Rédaction : PSE Trading Analyst, @Yuki
Dans le contexte d'une hausse des taux d'intérêt par la Réserve fédérale américaine, les États-Unis sont entrés dans une « ère des taux élevés ». Face à la montée continue du rendement des obligations du Trésor américain, les rendements à faible risque dans le monde DeFi apparaissent clairement insuffisants. Le marché de la cryptomonnaie se retrouve piégé dans une situation où les capitaux s'écoulent massivement vers les marchés financiers traditionnels.
« Introduire les rendements d'actifs du monde réel (RWA) dans DeFi » deviendra une mesure cruciale pour retenir les fonds existants et attirer de nouveaux investissements. C’est pourquoi l’attention du marché crypto se recentre sur le concept de RWA (Real World Assets), initialement apparu en 2020, afin d’explorer différents modèles économiques pour permettre une circulation fluide des capitaux entre les marchés financiers traditionnels et le monde crypto.
Cet article analyse les modèles commerciaux existants de RWA dans le marché crypto, en partant des actifs sous-jacents les plus adaptés à moyen terme.
1. Exploration des actifs sous-jacents de RWA
1.1 Contexte et situation actuelle du secteur
Actuellement, bien que la capitalisation totale du marché crypto reste autour de mille milliards de dollars, il manque encore des sources stables de rendement à faible risque. Seul l’écosystème ETH basé sur la preuve d’enjeu (PoS) a réussi à gagner la reconnaissance et le soutien des investisseurs. Ce phénomène illustre indirectement la nécessité inéluctable de l’essor du LSDFi.
D’après les données d’ultrasound.money, depuis son passage au PoS, Ethereum a généré un rendement total de 1,4 million d’ETH via le staking, avec un taux d’enjeu actuel de seulement 22,03 % de l’offre totale. Cela signifie qu’Ethereum est devenu un actif producteur de revenus doté d’un taux d’intérêt implicite de 5,3 % (Staking Rewards / ETH stake), générant ainsi un revenu de base de 2,4 milliards de dollars pour le marché (au cours de 1 720 $ par ETH au moment de la rédaction).

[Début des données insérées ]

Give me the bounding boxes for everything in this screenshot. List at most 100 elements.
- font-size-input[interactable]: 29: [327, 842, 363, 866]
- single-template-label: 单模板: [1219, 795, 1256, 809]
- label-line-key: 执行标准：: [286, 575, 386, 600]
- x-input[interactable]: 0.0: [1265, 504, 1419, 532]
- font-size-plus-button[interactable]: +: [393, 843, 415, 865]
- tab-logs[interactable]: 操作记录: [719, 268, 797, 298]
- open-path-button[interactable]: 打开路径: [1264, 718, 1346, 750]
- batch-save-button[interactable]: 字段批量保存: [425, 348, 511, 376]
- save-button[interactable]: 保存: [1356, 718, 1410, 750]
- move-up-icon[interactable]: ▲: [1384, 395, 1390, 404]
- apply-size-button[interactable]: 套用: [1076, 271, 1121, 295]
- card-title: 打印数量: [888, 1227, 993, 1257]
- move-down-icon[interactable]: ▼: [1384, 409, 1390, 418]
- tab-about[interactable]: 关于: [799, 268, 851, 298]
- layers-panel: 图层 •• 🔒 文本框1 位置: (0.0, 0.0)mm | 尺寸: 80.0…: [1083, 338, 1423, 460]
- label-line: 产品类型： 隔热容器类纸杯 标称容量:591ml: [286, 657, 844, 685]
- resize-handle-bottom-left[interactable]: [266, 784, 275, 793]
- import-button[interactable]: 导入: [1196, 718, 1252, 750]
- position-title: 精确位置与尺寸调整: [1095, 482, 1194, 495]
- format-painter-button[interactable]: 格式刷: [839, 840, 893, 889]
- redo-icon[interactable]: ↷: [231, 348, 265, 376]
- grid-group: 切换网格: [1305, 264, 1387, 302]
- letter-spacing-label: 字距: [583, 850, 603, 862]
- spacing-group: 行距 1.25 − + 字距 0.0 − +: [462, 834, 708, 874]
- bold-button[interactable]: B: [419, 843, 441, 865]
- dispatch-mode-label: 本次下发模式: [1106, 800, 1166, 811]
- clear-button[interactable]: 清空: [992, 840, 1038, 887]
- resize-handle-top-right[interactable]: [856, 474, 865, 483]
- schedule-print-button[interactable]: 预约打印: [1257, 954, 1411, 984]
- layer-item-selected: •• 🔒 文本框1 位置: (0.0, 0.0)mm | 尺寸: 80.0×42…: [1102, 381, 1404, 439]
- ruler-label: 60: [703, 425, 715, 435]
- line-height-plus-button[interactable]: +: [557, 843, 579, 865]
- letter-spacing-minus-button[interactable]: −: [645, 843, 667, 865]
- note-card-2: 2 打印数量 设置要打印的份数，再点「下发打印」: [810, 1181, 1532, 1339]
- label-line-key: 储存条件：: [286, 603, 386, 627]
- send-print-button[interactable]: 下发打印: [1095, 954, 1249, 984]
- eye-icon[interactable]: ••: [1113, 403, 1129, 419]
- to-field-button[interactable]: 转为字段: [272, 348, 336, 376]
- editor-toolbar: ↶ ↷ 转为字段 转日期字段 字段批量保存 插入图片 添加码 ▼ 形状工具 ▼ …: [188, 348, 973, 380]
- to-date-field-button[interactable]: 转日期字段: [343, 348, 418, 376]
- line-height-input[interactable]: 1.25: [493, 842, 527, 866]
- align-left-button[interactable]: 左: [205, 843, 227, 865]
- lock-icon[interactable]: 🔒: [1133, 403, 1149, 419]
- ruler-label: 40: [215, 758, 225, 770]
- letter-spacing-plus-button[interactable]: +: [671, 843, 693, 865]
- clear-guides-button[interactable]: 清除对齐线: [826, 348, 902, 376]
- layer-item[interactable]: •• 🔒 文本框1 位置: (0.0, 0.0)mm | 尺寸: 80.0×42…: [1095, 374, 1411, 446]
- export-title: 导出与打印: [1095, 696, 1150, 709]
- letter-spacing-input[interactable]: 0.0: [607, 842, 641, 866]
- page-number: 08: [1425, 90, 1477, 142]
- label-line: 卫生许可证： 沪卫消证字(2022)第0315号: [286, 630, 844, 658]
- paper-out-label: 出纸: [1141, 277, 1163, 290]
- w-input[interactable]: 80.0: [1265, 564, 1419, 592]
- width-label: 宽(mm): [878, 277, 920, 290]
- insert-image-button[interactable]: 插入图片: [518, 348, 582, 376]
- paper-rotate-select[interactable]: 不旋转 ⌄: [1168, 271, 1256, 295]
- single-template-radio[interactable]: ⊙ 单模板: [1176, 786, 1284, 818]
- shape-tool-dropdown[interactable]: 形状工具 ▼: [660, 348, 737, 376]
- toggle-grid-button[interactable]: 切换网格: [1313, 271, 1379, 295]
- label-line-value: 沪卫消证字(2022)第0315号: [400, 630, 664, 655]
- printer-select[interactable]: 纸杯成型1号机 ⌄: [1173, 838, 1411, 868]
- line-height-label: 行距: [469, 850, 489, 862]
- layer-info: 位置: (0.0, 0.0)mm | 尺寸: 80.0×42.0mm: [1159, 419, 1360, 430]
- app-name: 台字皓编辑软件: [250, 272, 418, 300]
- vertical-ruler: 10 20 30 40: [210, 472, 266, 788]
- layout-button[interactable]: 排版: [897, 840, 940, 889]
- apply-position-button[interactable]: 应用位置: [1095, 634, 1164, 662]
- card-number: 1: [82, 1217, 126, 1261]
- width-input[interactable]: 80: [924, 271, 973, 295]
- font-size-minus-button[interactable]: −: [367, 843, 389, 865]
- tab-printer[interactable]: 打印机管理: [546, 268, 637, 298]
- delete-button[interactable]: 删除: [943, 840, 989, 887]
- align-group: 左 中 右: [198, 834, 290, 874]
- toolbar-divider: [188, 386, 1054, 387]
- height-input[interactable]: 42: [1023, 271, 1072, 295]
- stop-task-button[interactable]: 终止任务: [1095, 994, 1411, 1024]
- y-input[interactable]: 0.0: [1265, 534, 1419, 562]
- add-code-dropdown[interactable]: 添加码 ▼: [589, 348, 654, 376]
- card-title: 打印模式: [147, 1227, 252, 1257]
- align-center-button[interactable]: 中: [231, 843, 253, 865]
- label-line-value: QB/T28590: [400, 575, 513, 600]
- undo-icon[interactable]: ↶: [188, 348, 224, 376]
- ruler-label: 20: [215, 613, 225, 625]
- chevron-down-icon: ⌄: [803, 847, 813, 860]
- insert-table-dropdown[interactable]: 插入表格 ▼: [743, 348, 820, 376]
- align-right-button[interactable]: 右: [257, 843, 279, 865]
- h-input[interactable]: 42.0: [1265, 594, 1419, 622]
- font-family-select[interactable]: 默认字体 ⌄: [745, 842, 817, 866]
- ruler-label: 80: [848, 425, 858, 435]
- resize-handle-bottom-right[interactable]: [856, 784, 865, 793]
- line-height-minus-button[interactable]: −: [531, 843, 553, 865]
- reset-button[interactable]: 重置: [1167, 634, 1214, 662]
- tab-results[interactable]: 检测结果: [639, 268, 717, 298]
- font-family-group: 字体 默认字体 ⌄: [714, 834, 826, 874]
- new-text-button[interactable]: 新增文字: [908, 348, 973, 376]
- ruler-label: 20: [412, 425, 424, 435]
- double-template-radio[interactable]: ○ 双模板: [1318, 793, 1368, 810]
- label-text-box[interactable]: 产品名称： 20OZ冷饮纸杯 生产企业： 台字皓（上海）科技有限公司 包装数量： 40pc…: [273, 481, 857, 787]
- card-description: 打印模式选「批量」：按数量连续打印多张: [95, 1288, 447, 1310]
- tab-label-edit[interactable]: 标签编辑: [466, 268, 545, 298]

En suivant ce raisonnement, la tokenisation des RWA consiste à représenter numériquement sur la blockchain la « valeur patrimoniale » des divers actifs du monde réel, leur conférant ainsi une liquidité et une capacité de transaction. Autrement dit, les RWA transfèrent les rendements des actifs physiques vers l’industrie crypto, pouvant servir de source de rendement réel pour les actifs libellés en USDT (U-denominated assets), injectant ainsi davantage de liquidité et de vitalité dans tout l’écosystème.
À l’heure actuelle, la taille totale des stablecoins dans l’industrie crypto est d’environ 74,3 milliards de dollars, mais la majorité des stablecoins indexés sur le dollar (actifs U) ne génèrent pas de rendement stable et réel (contrairement aux 5 % de rendement du staking ETH). Si les RWA parvenaient à offrir aux actifs U un rendement similaire (proche de 5 % annuels), ils pourraient non seulement générer un revenu de base supplémentaire de 3,7 milliards de dollars par an, mais aussi stimuler une croissance future de la masse des stablecoins.

Selon les statistiques de rwa.xyz, les protocoles privés de crédit RWA ont cumulé moins de 500 millions de dollars de prêts (hors MakerDAO), tandis que les obligations américaines tokenisées représentent seulement 640 millions de dollars (hors modèles indirects), soit un total inférieur à 1,2 milliard de dollars.
Prenons l’exemple des bons du Trésor à court terme (Treasury Bills) : selon les données publiées le 31 juillet dernier par le ministère américain des Finances, le taux d’intérêt moyen était de 5,219 %, avec un encours total de 4,769 trillions de dollars. Si les RWA réussissaient à transférer ces rendements vers le marché crypto, cela pourrait théoriquement générer un flux de revenus de 248,89 milliards de dollars. Pour un secteur dont la capitalisation totale n’atteint qu’un trillion de dollars, une telle vague de liquidité pourrait irriguer l’ensemble de l’industrie et lui redonner un nouveau souffle.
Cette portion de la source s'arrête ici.